Routers and hierarchical URIs

Introduction

In addition to the Redirector, we have another tool to manage cool URIs: Routers. They are specialized Restlets that can have other Restlets (Finders and Filters for example) attached to them and that can automatically delegate calls based on a URI template. In general, you will set a Router as the root of your Application.

Here we want to explain how to handle the following URI patterns:

  1. /docs/ to display static files
  2. /users/{user} to display a user account
  3. /users/{user}/orders to display the orders of a particular user
  4. /users/{user}/orders/{order} to display a specific order

The fact that these URIs contain variable parts (between accolades) and that no file extension is used makes it harder to handle them in a typical Web container. Here, you just need to attach target Restlets to a Router using the URI template. At runtime, the route that best matches the request URI will received the call and be able to invoke its attached Restlet. At the same time, the request's attributes map will be automatically updated with the value of the URI template variables!

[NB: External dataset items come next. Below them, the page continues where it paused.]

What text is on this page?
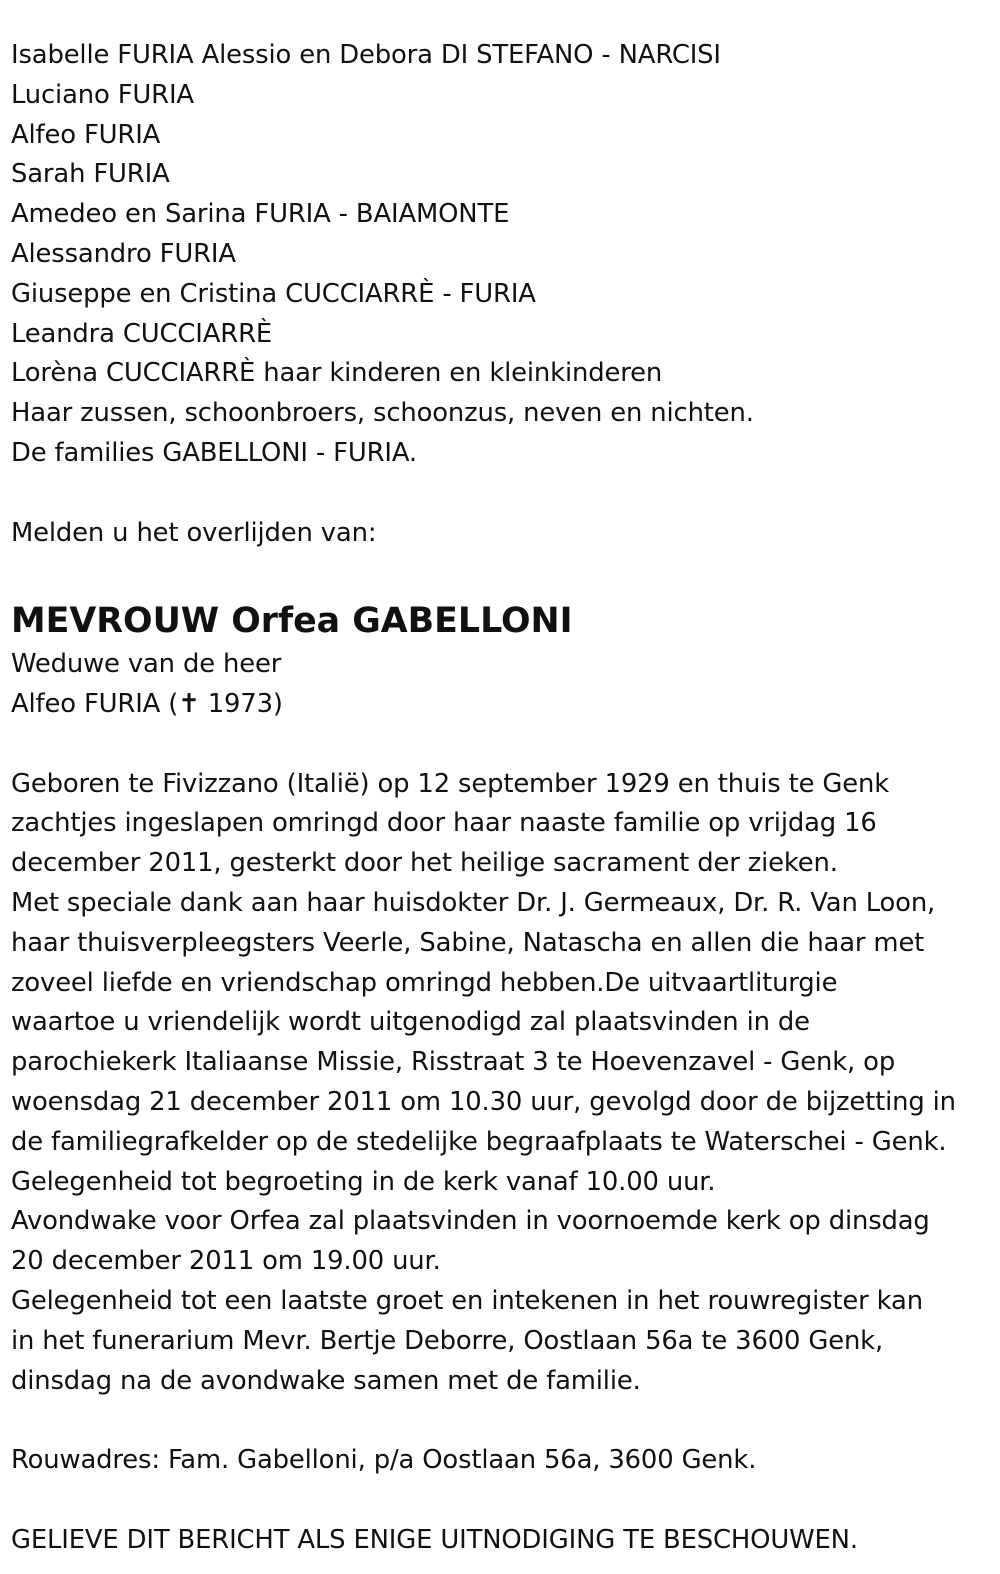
Isabelle FURIA Alessio en Debora DI STEFANO - NARCISI
Luciano FURIA
Alfeo FURIA
Sarah FURIA
Amedeo en Sarina FURIA - BAIAMONTE
Alessandro FURIA
Giuseppe en Cristina CUCCIARRÈ - FURIA
Leandra CUCCIARRÈ
Lorèna CUCCIARRÈ haar kinderen en kleinkinderen
Haar zussen, schoonbroers, schoonzus, neven en nichten.
De families GABELLONI - FURIA.
Melden u het overlijden van:
MEVROUW Orfea GABELLONI
Weduwe van de heer
Alfeo FURIA (✝ 1973)
Geboren te Fivizzano (Italië) op 12 september 1929 en thuis te Genk
zachtjes ingeslapen omringd door haar naaste familie op vrijdag 16
december 2011, gesterkt door het heilige sacrament der zieken.
Met speciale dank aan haar huisdokter Dr. J. Germeaux, Dr. R. Van Loon,
haar thuisverpleegsters Veerle, Sabine, Natascha en allen die haar met
zoveel liefde en vriendschap omringd hebben.De uitvaartliturgie
waartoe u vriendelijk wordt uitgenodigd zal plaatsvinden in de
parochiekerk Italiaanse Missie, Risstraat 3 te Hoevenzavel - Genk, op
woensdag 21 december 2011 om 10.30 uur, gevolgd door de bijzetting in
de familiegrafkelder op de stedelijke begraafplaats te Waterschei - Genk.
Gelegenheid tot begroeting in de kerk vanaf 10.00 uur.
Avondwake voor Orfea zal plaatsvinden in voornoemde kerk op dinsdag
20 december 2011 om 19.00 uur.
Gelegenheid tot een laatste groet en intekenen in het rouwregister kan
in het funerarium Mevr. Bertje Deborre, Oostlaan 56a te 3600 Genk,
dinsdag na de avondwake samen met de familie.
Rouwadres: Fam. Gabelloni, p/a Oostlaan 56a, 3600 Genk.
GELIEVE DIT BERICHT ALS ENIGE UITNODIGING TE BESCHOUWEN.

See the implementation code below. In a real application, you will probably want to create separate subclasses instead of the anonymous ones we use here:

// Create a root router
Router router = new Router(getContext());

// Create a simple password verifier
MapVerifier verifier = new MapVerifier();
verifier.getLocalSecrets().put("scott", "tiger".toCharArray());

// Create a Guard
// Attach a guard to secure access to the directory
ChallengeAuthenticator guard = new ChallengeAuthenticator(getContext(),
        ChallengeScheme.HTTP_BASIC, "Tutorial");
guard.setVerifier(verifier);
router.attach("/docs/", guard).setMatchingMode(
        Template.MODE_STARTS_WITH);

// Create a directory able to expose a hierarchy of files
Directory directory = new Directory(getContext(), ROOT_URI);
guard.setNext(directory);

// Create the account handler
Restlet account = new Restlet() {
    @Override
    public void handle(Request request, Response response) {
        // Print the requested URI path
        String message = "Account of user \""
                + request.getAttributes().get("user") + "\"";
        response.setEntity(message, MediaType.TEXT_PLAIN);
    }
};

// Create the orders handler
Restlet orders = new Restlet(getContext()) {
    @Override
    public void handle(Request request, Response response) {
        // Print the user name of the requested orders
        String message = "Orders of user \""
                + request.getAttributes().get("user") + "\"";
        response.setEntity(message, MediaType.TEXT_PLAIN);
    }
};

// Create the order handler
Restlet order = new Restlet(getContext()) {
    @Override
    public void handle(Request request, Response response) {
        // Print the user name of the requested orders
        String message = "Order \""
            + request.getAttributes().get("order")
            + "\" for user \""
            + request.getAttributes().get("user") + "\"";
        response.setEntity(message, MediaType.TEXT_PLAIN);
    }
};

// Attach the handlers to the root router
router.attach("/users/{user}", account);
router.attach("/users/{user}/orders", orders);
router.attach("/users/{user}/orders/{order}", order);

Note that the routing assumes that your request contains an absolute target URI that identifies a target resource. During the request processing the resource's base URI is continuously updated, for each level in the hierarchy of routers. This explains why the default behavior of routers is to match only the beginning of the remaining URI part and not the totality of it. In some cases, you might want to change this default mode, and this is easy to do via the "defaultMatchingMode" property on Router, or by modifying the "matchingMode" property of the template associated with the route created by the Router.attach() methods. For the modes, you can use the Template.MODE_EQUALS or Template.MODE_STARTS_WITH constants.

Please note that the values of the variables are directly extracted from the URI and are therefore not percent-decoded. In order to achieve such a task, have a look to the Reference#decode(String) method.